Around two in the morning, he staggered into the bathroom and found an old bottle of Patty’s trazodones eighteen months past their expiration date. He took three of them, unsure if they were still effective, but apparently they were: he was awakened at seven o’clock by Lalitha’s very determined shoving. He was still in yesterday’s clothes, the lights were all burning, the room had been trashed, his throat was raw from his presumably violent snoring, and his head ached for any number of good reasons.
“We need to be in a cab right now,” Lalitha said, pulling on his arm. “I thought you were ready.”
“Can’t go,” he said.
“Come on, we’re already late.”
He righted himself and tried to make his eyes stay open. “I should really take a shower.”
“There’s no time.”
He fell asleep in the cab and woke up still in the cab, on the parkway, in traffic stalled by an accident. Lalitha was on her phone with the airline. “We have to go through Cincinnati now,” she told him. “We missed our flight.”
“Why don’t we just bag it,” he said. “I’m tired of being Mr. Good.”
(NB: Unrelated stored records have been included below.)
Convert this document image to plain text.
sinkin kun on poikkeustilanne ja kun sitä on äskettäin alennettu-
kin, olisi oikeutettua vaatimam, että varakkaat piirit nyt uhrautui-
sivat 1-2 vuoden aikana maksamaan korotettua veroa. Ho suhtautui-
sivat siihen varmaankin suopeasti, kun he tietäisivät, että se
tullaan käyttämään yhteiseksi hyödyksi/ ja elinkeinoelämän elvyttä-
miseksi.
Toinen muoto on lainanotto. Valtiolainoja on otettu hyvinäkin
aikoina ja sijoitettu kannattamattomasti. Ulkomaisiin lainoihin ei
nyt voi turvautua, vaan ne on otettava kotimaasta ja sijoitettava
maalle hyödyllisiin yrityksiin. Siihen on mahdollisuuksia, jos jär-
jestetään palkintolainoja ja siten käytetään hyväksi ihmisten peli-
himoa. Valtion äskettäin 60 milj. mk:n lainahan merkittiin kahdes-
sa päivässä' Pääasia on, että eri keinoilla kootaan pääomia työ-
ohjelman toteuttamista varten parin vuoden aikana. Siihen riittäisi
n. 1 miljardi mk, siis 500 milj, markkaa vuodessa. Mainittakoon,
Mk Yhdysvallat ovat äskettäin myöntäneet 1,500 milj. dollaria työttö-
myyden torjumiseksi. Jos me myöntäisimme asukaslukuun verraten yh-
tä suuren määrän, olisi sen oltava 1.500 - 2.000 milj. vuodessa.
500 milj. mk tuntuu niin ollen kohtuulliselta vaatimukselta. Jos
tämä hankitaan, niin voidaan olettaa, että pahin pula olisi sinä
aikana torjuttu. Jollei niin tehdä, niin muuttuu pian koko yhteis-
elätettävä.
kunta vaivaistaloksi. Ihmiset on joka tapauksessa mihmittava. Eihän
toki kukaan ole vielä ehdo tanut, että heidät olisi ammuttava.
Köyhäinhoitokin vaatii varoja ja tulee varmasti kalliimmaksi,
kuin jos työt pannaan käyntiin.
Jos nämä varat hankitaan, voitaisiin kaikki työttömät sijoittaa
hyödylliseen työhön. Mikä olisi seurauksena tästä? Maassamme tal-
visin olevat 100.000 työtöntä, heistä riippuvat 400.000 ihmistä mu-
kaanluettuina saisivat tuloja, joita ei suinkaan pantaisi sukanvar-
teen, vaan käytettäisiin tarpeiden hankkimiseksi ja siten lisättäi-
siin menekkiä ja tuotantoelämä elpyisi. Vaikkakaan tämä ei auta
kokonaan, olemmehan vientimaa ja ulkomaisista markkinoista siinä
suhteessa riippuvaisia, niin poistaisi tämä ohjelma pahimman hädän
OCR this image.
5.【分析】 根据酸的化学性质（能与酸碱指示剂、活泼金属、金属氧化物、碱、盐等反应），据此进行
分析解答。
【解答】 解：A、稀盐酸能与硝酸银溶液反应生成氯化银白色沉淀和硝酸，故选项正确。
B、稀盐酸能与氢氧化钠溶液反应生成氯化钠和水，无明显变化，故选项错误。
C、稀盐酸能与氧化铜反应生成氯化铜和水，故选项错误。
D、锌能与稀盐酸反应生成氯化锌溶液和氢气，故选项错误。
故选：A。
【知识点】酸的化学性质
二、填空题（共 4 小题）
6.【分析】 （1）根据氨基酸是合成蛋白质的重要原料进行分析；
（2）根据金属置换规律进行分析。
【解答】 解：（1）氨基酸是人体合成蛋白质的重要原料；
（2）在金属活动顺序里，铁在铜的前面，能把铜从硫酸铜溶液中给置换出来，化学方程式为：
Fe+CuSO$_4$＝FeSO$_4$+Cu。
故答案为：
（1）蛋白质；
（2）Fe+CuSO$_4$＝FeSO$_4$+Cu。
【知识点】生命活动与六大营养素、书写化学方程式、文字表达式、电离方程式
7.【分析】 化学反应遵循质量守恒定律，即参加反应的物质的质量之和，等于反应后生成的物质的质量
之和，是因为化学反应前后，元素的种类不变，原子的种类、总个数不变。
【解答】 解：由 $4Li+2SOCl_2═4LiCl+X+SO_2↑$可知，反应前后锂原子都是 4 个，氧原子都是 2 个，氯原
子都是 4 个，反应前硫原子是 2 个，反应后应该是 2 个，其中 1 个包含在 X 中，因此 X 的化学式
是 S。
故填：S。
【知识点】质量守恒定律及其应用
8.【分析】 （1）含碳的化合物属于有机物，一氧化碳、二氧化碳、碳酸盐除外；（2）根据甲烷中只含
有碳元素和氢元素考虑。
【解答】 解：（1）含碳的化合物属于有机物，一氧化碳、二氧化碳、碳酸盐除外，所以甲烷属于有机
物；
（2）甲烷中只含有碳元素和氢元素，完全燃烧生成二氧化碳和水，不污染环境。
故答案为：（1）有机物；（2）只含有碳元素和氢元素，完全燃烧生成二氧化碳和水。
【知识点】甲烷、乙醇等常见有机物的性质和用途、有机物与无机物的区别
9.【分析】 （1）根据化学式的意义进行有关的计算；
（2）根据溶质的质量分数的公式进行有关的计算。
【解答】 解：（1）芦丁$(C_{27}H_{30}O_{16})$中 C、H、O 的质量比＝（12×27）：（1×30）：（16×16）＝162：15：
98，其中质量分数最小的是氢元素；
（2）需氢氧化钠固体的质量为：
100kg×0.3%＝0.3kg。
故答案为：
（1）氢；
“We’ll skip the lunch and go straight to the factory.”
“What if I were Mr. Bad? Would you still like me?”
She gave him a worried frown. “Walter, did you take some kind of pill?”
“Seriously. Would you still like me?”
Her frown intensified, and she didn’t answer. He fell asleep in the gate area at National; on the plane to Cincinnati; in Cincinnati; on the plane to Charleston; and in the rental car that Lalitha piloted at high speeds to Whitmanville, where he awoke feeling better, suddenly hungry, to an overcast April sky and a biotically desolate countryscape of the sort that America had come to specialize in. Vinyl-sided megachurches, a Walmart, a Wendy’s, capacious left-turn lanes, white automotive fortresses. Nothing for a wild bird to like around here unless the bird was a starling or a crow. The body-armor plant (ARDEE ENTERPRISES, AN LBI FAMILY OF COMPANIES COMPANY) was in a large cinder-block structure whose freshly rolled asphalt parking lot was ragged at the edges, crumbling into weeds. The lot was filling up with large passenger vehicles, including a black Navigator from which Vin Haven and some suits were emerging just as Lalitha screeched the rental car to a halt.